In the well-produced programme for the recent Clare county senior hurling final the date of birth for Niall Gilligan was given as 12/8/1986.
An error, perhaps, but certainly a portent.
Born a decade earlier, a year before Sixmilebridge won their first Clare senior title, Gilligan has been playing this season more like a 27-year-old in his prime than the 37-year-old veteran in his twilight hurling years.
“I said earlier this year, he’s like a good wine, getting better with age!” says manager John O’Meara, himself three years younger than the man known inside Clare as simply ‘Gillie’.
“He’s an outstanding Bridge man, an outstanding club man, an outstanding person.
“Every one of those lads look up to him and have done for many years. He’s been doing this for the club since 1996, as a 19-year-old. He just loves hurling and loves the Bridge.”
In that county final, on a filthy day when every score was invaluable, Gilligan scored 1-6 of his side’s 1-10 against champions Newmarket-on-Fergus. And he was at it again in Páirc Uí Chaoimh on Sunday as the Banner men overpowered Cork champions Midleton in the Munster club semi-final. On this occasion he was the set-up man, scored just three points before handing over free-taking duties to midfielder Jamie Shanahan after suffering what he politely termed as a ‘blow in a tender area!’ Thereafter though, he created two vital points for Pa Sheehan, another for the flying Seadhna Morey.
His heroics have helped Sixmilebridge to Sunday’s Munster final against Limerick champions Na Piarsaigh, in Cusack Park, Ennis.

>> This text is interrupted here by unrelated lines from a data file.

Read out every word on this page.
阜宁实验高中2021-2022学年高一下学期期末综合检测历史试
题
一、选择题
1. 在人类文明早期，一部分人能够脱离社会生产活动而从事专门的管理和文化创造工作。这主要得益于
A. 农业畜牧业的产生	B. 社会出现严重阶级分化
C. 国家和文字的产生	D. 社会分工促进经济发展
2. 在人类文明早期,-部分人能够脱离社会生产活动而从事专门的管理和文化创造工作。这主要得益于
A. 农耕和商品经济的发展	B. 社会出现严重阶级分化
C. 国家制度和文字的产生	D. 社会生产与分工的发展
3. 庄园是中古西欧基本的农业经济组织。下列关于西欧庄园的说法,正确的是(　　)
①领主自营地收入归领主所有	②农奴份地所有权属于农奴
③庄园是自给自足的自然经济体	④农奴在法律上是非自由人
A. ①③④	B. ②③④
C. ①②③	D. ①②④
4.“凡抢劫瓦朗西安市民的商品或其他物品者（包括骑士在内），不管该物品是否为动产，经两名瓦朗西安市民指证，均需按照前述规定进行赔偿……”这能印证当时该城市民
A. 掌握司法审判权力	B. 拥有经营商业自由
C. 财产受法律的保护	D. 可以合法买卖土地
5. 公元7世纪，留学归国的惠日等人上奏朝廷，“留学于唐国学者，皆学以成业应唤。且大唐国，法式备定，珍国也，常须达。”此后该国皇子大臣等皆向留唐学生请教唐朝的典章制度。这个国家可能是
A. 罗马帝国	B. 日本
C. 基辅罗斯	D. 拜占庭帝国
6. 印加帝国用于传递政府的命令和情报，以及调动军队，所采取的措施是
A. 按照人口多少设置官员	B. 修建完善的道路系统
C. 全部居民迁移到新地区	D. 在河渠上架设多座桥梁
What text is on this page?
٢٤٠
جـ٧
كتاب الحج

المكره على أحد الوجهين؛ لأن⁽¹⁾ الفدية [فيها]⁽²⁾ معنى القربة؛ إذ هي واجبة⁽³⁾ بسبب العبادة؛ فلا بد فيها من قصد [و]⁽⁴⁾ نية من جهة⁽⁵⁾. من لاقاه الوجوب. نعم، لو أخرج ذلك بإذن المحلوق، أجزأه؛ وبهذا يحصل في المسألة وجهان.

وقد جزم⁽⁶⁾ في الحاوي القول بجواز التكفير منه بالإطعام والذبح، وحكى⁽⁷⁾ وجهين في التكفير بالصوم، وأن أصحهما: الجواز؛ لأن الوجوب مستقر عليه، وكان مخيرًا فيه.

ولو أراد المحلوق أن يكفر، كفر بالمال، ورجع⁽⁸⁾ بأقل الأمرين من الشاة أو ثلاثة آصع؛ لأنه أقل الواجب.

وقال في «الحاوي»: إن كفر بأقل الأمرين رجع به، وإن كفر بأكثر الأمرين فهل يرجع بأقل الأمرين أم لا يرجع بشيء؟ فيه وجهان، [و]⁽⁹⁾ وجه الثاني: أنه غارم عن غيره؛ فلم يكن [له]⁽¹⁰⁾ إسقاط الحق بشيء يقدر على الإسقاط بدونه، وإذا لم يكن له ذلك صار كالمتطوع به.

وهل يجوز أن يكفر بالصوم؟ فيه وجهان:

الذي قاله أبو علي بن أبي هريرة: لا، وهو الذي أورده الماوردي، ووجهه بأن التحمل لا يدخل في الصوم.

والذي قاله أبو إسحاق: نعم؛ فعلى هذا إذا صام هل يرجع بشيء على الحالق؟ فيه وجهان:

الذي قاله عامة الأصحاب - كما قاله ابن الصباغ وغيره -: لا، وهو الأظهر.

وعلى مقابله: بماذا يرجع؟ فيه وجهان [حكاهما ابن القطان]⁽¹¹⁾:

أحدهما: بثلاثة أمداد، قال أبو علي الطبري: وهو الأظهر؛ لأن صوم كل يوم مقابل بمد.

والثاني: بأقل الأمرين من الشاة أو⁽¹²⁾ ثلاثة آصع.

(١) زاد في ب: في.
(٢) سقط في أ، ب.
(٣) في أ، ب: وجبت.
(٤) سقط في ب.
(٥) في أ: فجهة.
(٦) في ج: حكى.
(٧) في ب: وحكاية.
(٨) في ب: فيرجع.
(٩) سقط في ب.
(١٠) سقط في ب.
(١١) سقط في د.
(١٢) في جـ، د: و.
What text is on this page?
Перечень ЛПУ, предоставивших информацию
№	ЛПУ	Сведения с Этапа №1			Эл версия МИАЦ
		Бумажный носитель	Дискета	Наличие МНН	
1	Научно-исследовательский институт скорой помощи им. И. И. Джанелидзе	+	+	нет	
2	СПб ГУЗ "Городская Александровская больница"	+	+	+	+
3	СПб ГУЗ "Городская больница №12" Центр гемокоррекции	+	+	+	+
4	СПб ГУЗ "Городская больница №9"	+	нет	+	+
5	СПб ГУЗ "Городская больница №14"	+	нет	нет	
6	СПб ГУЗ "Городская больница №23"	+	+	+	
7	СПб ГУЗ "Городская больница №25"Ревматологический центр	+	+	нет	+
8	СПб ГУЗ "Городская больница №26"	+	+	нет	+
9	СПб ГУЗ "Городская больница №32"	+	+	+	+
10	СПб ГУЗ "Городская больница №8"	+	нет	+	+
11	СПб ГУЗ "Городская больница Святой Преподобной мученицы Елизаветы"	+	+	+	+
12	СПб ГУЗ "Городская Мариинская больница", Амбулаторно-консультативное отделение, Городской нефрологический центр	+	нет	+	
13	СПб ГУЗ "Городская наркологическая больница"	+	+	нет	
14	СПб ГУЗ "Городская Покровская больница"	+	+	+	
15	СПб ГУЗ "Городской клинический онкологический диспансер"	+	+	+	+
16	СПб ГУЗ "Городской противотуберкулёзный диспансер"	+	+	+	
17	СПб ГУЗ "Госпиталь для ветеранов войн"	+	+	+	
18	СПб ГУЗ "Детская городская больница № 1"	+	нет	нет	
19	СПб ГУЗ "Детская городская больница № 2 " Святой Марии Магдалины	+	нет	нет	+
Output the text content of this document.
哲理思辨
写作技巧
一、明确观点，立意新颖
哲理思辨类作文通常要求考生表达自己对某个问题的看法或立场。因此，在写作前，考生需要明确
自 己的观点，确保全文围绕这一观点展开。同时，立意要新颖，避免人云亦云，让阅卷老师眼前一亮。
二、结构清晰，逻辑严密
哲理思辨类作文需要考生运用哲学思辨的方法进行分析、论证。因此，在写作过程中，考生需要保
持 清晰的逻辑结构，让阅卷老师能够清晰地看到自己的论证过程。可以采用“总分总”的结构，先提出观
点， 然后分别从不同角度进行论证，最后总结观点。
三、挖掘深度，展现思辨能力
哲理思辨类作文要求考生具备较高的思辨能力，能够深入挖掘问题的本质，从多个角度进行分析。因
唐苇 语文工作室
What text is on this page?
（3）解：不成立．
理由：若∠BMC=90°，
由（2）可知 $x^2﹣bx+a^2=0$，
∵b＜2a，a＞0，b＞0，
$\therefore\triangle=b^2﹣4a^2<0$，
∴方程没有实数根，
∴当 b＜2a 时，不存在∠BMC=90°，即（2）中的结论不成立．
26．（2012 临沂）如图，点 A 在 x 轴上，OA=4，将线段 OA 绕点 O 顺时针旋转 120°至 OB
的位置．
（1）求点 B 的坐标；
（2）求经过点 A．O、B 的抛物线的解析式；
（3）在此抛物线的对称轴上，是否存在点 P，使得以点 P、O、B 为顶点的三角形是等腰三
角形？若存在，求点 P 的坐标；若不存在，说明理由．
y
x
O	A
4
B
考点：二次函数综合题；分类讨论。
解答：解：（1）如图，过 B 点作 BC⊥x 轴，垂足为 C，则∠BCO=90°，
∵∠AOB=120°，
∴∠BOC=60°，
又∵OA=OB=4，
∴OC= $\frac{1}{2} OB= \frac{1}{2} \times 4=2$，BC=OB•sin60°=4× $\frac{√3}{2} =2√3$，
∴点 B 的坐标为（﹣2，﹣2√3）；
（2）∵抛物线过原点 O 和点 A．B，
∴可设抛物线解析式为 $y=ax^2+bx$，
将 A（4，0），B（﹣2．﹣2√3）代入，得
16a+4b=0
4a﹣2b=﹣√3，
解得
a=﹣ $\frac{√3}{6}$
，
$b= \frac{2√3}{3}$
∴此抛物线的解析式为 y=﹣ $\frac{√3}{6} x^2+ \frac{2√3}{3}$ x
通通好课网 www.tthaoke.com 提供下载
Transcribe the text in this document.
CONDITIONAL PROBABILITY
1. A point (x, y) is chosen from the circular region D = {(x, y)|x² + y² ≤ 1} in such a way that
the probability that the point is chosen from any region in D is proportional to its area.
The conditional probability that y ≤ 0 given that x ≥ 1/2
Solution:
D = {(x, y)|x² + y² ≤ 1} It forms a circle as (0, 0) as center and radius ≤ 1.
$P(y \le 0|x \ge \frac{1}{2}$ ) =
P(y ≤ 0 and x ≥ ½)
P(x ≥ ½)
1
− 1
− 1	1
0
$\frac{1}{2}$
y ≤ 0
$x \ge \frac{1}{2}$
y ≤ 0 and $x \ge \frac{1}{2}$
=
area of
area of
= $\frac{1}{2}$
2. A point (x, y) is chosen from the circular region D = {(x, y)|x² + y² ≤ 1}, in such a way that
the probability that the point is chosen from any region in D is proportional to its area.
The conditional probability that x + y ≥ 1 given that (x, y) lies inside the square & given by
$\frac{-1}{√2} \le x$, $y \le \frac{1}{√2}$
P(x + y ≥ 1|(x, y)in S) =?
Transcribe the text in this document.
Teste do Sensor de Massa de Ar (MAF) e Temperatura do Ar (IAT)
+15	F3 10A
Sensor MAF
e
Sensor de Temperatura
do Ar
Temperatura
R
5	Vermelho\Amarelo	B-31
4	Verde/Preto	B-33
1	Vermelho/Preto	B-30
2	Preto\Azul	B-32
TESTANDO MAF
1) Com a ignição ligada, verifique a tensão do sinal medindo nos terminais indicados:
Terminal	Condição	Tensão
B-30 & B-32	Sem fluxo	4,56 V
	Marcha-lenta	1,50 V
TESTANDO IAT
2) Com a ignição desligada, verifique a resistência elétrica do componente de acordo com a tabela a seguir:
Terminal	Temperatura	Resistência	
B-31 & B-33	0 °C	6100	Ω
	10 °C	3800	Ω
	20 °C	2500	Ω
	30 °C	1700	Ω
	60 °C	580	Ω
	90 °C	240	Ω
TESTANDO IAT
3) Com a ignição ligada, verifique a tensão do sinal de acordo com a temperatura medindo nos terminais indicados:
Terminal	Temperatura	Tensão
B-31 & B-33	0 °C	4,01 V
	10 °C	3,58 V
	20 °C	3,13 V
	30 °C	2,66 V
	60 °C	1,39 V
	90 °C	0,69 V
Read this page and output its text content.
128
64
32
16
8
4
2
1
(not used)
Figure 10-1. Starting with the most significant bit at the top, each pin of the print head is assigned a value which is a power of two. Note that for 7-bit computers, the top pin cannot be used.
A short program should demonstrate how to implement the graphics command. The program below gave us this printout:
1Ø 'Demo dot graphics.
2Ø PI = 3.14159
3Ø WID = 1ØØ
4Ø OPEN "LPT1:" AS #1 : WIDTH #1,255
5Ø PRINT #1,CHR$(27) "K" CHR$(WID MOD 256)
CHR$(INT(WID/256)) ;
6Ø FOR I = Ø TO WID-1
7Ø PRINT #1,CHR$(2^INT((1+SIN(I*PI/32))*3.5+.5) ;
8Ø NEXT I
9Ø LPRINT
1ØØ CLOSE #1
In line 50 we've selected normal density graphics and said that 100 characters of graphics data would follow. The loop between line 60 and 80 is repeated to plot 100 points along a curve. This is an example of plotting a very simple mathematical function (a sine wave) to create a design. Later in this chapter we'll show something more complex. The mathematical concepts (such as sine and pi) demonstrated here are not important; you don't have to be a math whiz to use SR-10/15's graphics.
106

It’s the ninth Munster final for the club, but the last of those was 11 years ago. With so many youngsters in the team, that means Gilligan is one of the few to have tasted that experience.
“I’m not just throwing out old clichés when I say Na Piarsaigh are a very good team with lots of outstanding individuals. It’s just a fact. They’ve been there before, won the title only two years ago, so they’re a lot more experienced than us at this level. They know what it takes not just to get here but to win it. Another advantage they have is that they’re managed by Seán Stack, one of our favourite sons in Sixmilebridge.
“Most of the lads on this team are too young to remember Seán playing, but I do. He was my idol growing up, we all looked up to him. Makes for a great week I suppose.”
Na Piarsaigh will have the inside track then and while many in Cork might have been taken by surprise by just how good this new Bridge team is, as someone whose heart and whose interest is still very much with his home club, Stack knows. And they are a talented bunch, says Gilligan, very talented.
“We won three of the last five Clare U21 titles, as Clare were winning three All-Ireland U21 championships. We also got to four minor county finals in a row, won one of those so there’s loads of young talent coming through in the club. I suppose people are just looking at who’s on the county senior team but that doesn’t tell the full story, does it?
“Pa Sheehan played against Midleton, he’s U21, so is Brian Carey, Noel Purcell, Kevin Lynch, Jamie Shanahan, Seadhna Morey, Alan Mulready, and Conor Deasy and Brian Corry who came on as subs. Our panel is our strength. Why we were written off against Midleton I don’t know — maybe people thought there’d be wild celebrations in the Bridge for the week after the final but that’s not how it was.”
Callow or not, Sixmilebridge will be ready.
“The county final was like the depths of winter, the ball holding up in the muck, the Midleton match was like a game in June by comparison. It’s like you’re playing two totally different sports in a week — that’s what you’ve got to expect now. We have no idea what the weather conditions are going to be like but it doesn’t matter — what matters is that you’re ready.
“That means everyone working hard, putting in an honest shift from one end of the field to the other, tackling hard but with discipline — everyone doing what they’re supposed to do. That’s all that’s asked of us.”